Pexels/Danu Hidayaturrahman
Disarikan dari Fiqh Sunnah Wanita hlm. 318-320, karya Syaikh Abu Malik Kamal bin as-Sayyid Salim, perempuan yang sedang melaksanakan iktikaf tetap boleh dilamar maupun dinikahi. Hanya saja, ia dilarang untuk berhubungan badan.
Berdasarkan hadis Shafiyyah, istri Rasulullah shalallahu ’alaihi wa sallam menyatakan bahwa ia pernah menemui Rasulullah shalallahu ’alaihi wa sallam ketika beliau tinggal di masjid pada sepuluh hari terakhir di bulan Ramadan.
Ia bercakap-cakap beberapa saat dengan beliau, lalu beranjak pulang. Nabi Muhammad shalallahu ’alaihi wa sallam pun bangkit untuk mengantarnya, hingga ketika sampai di pintu masjid yang berdekatan dengan pintu rumah Ummu Salamah (HR. Al-Bukhari no. 2053 dan Muslim no. 2175).
Dalam hadis lain, dinyatakan juga bahwa seorang istri diperbolehkan untuk menyentuh suami tanpa disertai syahwat, seperti membasuh kepala, menyisir rambut, atau memberi sesuatu padanya.
‘Aisyah radhiyallahu ‘anha berkata, “Rasulullah shallallahu ’alaihi wa sallam memiringkan kepalanya kepadaku ketika beliau sedang tinggal di dalam masjid (iktikaf), lalu aku menyisir rambutnya, sedangkan aku sendiri ketika itu sedang haid. (HR. Al-Bukhari no. 2029)
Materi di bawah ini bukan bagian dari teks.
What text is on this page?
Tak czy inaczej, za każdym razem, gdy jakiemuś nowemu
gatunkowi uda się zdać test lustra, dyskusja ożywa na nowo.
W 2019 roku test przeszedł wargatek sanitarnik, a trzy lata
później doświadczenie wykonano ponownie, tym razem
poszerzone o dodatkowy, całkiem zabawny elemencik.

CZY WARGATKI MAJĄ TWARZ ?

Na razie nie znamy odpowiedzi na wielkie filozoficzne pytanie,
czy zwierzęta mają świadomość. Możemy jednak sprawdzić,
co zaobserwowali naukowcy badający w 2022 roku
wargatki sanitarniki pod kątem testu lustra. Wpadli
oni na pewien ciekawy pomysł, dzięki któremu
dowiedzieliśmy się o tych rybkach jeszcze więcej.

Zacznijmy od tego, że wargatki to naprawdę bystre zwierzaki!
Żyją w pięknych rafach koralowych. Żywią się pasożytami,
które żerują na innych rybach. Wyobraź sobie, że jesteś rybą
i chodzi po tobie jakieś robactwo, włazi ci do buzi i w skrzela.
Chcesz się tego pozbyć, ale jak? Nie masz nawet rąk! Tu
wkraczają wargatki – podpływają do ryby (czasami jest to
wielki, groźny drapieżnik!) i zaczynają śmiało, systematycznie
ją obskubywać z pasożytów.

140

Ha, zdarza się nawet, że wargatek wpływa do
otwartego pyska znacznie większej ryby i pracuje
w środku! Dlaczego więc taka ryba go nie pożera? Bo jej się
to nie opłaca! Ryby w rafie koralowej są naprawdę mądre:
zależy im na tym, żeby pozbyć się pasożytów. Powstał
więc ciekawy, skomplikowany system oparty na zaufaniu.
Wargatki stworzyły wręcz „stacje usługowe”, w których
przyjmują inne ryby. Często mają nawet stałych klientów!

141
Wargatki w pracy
Hanya saja, seluruh ulama sepakat, bahwa orang yang sedang beriktikaf tidak boleh bercumbu dengan istrinya, meskipun hanya menciumnya atau selainnya. Hal ini sebagaimana firman Allah Ta’ala, yang berbunyi, “Dan janganlah mencampuri mereka, sedang kamu beriktikaf di dalam masjid.” (QS. Al-Baqarah: 187)
Demikian penjelasan mengenai syarat dan hukum menjalankan iktikaf di bulan Ramadan, terutama bagi perempuan. Semoga bermanfaat dan bisa menambah wawasanmu untuk melakukan kebaikan serta ibadah selama bulan Ramadan.